NVIDIA Fermi: Architecture discussion

Actually ECC provides quite a wide range of both correction and detection. Most high end servers for instance are 2b correct, 3b+ detect.
As far as I know ECC (with 72 bit DIMMs) uses a (128,120) extended hamming code which can detect (but not correct) 2 bits of error.
 
Last edited by a moderator:
As far as I know ECC (with 72 bit DIMMs) uses a (128,120) extended hamming code which can detect (but not correct) 2 bits of error.

Agreed. Edit: Nevermind I will check this instead of posting information without checking first (too coding a long time ago :))
 
ECC DIMMs doesn't actually implement any correcting code algorithm, they just provide 1/8 more chips where the memory controller can store extra info, for example, the data for a correcting code algorithm.

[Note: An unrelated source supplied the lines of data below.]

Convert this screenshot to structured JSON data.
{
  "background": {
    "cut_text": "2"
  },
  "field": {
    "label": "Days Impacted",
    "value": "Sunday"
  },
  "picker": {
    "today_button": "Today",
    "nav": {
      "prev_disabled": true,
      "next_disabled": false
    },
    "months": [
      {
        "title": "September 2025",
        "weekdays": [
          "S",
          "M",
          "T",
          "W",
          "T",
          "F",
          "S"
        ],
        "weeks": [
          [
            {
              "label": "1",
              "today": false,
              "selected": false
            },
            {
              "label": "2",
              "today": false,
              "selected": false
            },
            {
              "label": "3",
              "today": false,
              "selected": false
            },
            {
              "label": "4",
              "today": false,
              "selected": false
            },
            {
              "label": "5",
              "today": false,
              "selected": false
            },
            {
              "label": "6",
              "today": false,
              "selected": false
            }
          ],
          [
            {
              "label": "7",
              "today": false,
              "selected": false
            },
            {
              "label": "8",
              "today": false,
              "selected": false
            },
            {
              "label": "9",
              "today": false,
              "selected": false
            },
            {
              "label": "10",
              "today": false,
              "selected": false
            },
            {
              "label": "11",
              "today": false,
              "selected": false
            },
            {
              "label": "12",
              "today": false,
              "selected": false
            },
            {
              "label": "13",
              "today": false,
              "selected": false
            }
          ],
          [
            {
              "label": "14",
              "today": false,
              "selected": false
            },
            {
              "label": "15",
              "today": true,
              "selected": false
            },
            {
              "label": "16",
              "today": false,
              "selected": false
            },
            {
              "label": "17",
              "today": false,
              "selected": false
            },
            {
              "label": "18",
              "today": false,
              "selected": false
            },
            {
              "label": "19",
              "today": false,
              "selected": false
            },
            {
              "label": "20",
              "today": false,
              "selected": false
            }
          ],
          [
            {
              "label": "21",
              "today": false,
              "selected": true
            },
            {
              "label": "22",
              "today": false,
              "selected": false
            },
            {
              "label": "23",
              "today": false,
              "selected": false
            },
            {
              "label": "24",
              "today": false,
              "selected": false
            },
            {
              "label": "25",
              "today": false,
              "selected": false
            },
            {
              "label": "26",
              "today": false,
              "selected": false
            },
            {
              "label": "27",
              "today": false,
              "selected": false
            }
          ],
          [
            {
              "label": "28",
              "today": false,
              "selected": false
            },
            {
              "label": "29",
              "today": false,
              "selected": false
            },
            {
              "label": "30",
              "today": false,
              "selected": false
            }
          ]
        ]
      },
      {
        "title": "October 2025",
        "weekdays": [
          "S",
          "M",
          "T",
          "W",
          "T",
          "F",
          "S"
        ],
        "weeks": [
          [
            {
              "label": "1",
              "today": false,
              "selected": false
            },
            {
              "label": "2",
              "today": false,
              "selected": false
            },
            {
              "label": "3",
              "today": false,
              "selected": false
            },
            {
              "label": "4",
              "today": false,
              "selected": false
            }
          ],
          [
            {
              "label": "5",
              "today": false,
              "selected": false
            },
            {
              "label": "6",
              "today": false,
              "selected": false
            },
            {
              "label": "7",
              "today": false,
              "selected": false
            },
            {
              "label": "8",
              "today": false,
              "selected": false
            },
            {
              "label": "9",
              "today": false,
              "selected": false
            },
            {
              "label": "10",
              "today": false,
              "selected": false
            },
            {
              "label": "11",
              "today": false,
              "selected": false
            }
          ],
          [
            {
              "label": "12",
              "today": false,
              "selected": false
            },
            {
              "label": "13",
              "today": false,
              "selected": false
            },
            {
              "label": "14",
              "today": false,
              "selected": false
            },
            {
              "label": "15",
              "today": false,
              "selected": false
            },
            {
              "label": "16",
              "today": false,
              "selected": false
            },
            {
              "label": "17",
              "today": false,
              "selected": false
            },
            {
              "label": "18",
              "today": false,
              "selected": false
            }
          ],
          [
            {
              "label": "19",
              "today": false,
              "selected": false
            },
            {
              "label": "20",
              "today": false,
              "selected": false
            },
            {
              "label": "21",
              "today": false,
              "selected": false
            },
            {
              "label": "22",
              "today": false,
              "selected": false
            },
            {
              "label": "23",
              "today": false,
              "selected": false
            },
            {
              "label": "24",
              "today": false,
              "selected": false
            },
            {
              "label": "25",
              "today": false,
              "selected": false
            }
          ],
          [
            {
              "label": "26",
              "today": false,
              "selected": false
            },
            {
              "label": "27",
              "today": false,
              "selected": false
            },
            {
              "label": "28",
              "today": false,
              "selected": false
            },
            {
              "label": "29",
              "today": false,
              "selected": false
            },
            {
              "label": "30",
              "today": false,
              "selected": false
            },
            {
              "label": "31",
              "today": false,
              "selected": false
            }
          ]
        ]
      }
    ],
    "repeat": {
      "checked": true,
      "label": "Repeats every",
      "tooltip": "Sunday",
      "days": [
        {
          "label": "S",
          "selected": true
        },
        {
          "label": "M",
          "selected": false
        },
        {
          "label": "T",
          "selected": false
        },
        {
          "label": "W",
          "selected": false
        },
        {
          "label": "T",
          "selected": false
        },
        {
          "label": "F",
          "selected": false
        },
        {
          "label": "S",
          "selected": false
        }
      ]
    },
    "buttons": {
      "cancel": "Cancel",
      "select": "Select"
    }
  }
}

Opterons used to implement a BCH code with 4 bit symbols, Istanbul and Nahelem implements BCH code with 8 bit symbols.
 
I don't see why DECTED ECC wouldn't be possible with a different hamming code or bch code - aaronspink did say this was for high-end systems (==mainframes?). I don't work with anything considered high-end, so I have no idea how widespread usage of DECTED is. Don't these kinds of systems also use chip-kill (to tolerate failures of any single memory chip)? Is that in anyway related to DECTED?
 
IMHO (layman perspective):
Series 6000, Bulldozer or even Larrabee are not the biggest threat for Fermi regarding GPGPU, but Fusion.

Fusion is said to have 480 ALUs and ~1 TFlop SP performance. Therefore the DP speed should be around 200 GFLops. On top, Fusion has access to the complete main RAM and 4 K10.5 cores.

If AMD made no big mistakes and included support for ECC and more than one HT3 interface it should be simple to plug 2 - 4 Fusion on a Server board and voila HPC performance en mass. Bandwidth could be a problem though.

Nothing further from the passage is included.